India has banned over 200 Chinese apps since last June, including TikTok which brought in a brand new type of business - short video sharing platform - into the populous nation and swiftly took over the market.
Coming at a time when tension between China and India was high on the border, the bans was largely seen as an attempt to gain leverage in negotiations with China. It also tried to seek economically disengagement with China to cater to feverish economic nationalism in the country.
As a country known for its economic nationalism, India has largely viewed its market as an exclusive domain where foreign investors are allowed to offer financing, but not to gain benefits. Western investors have seen relatively friendly attitude from the Indian government, but the real intention is still to grow its own industries with the help of West. And India's anti-foreign capital sentiment applies to businesses from all countries.

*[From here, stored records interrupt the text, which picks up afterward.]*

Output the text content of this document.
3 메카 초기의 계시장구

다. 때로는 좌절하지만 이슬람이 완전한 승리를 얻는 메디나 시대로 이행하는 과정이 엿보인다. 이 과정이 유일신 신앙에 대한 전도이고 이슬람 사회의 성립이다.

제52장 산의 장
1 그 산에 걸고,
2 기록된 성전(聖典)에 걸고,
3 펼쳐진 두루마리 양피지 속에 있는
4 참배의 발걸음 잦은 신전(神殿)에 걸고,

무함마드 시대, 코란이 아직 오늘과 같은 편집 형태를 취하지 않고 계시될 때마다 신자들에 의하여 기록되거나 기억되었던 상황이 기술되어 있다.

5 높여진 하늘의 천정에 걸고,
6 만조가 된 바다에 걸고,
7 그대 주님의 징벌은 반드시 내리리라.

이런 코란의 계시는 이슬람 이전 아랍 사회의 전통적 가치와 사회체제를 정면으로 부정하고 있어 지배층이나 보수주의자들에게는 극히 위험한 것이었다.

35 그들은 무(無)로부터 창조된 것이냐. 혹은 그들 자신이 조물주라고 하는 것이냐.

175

For the Digital India campaign, which the Modi administration launched five years ago, it also intends to foster a domestic businesses-dominated program to transform the nation into a digitally empowered society and knowledge economy.
However, rosy visions and practical capabilities are two different things; while fulfilling the campaign independently is undoubtedly out of the nation's ability, its "perfect" approach to take advantage of Western capital while deprive them from any interest is definitely unsustainable.
Being battered by the once-in-a-century pandemic, the largest South Asian economy is now facing an unprecedented tough situation. Its efforts to decouple from China economically have already been proved futile as China again became the largest trading partner for India in 2020 despite the pandemic and New Delhi's constant obstructions.
Recently, India has shown a shred of ease on its restrictions on Chinese investment proposals due to its urgent need of foreign capital to boost its recovery from a recession, especially in the manufacturing sector. But internet industries seemingly cannot yet shun the deep-rooted economic nationalism which will not only limit the progress of its so-called Digital India campaign, but also further slow down its recovery in the post-COVID era.
China-India economic and trade cooperation, by nature, is mutually beneficial. New Delhi is expected to genuinely reflect on its discriminatory approaches toward Chinese capitals and make concrete efforts to offer a stable and secure environment for Chinese businesses. If not, Chinese companies may need to think seriously about investing in India.